Let’s first use the array based stack. To use array based stack import the following
from AKDSFramework.structure.stack import ListBasedStack
# Create a Stack based on array.
# Args:
# - Array (list): Pass in an array to initialize the stack. If nothing is passed a blank stack is intialized.
stk = ListBasedStack()
Now to push a few value into the stack we can use the stack push method, and also to pop a few element we can use pop method in stack. If pop() is called on a blank stack error will be generated.
for i in range(2, 10):
stk.push(i**2)
print(stk)
[4, 9, 16, 25, 36, 49, 64, 81]
Now lets delete a few elements
stk.pop()
print(f"After deletion stack is: {stk}")
After deletion stack is: [4, 9, 16, 25, 36, 49, 64]
Here are a few supporting functions on the stack class.
# Check the length of the stack. Length is stored in an internal variable so it's a O(1) time
print(len(stk))
7
# Search for an element in the stack
print(f"Index of 16 is {stk.searchFor(16)}")
Index of 16 is 2
# Remove all elements from the stack
stk.clear()
As now we don’t have element in the stack, running a pop() operation will generate an error
stk.pop()
---------------------------------------------------------------------------
EmptyStackError Traceback (most recent call last)

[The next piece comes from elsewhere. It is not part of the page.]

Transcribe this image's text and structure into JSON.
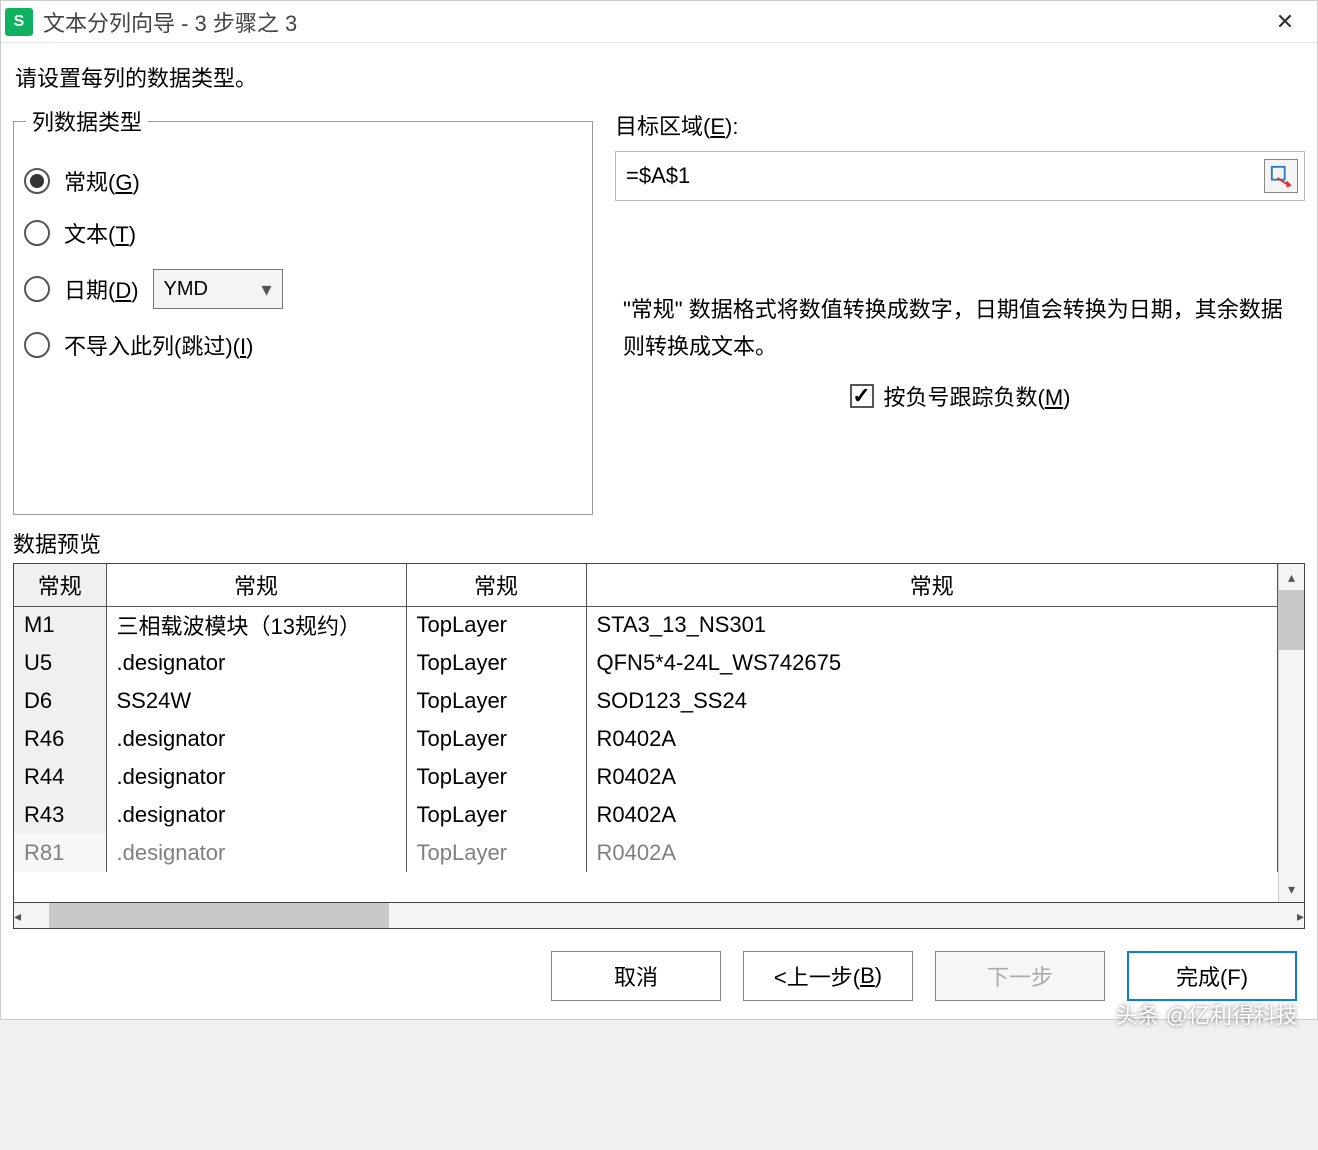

<ipython-input-16-6e8c5f776af2> in <module>
----> 1 stk.pop()
~/Documents/GitHub/AKDSFramework/AKDSFramework/structure/stack.py in pop(self)
94 def pop(self):
95 if len(self.stack) == 0:
---> 96 raise EmptyStackError('Stack may be empty')
97 else:
98 self.stack.pop(-1)
EmptyStackError: Stack may be empty
Notice that a push puts the new element at the end of the array, not the beginning. Inserting at the beginning of an array is expensive, an O(n) operation, because it requires all existing array elements to be shifted in memory. Adding at the end is O(1); it always takes the same amount of time, regardless of the size of the array.
Fun fact about stacks: Each time you call a function or a method, the CPU places the return address on a stack. When the function ends, the CPU uses that return address to jump back to the caller. That’s why if you call too many functions – for example in a recursive function that never ends – you get a so-called “stack overflow” as the CPU stack has run out of space.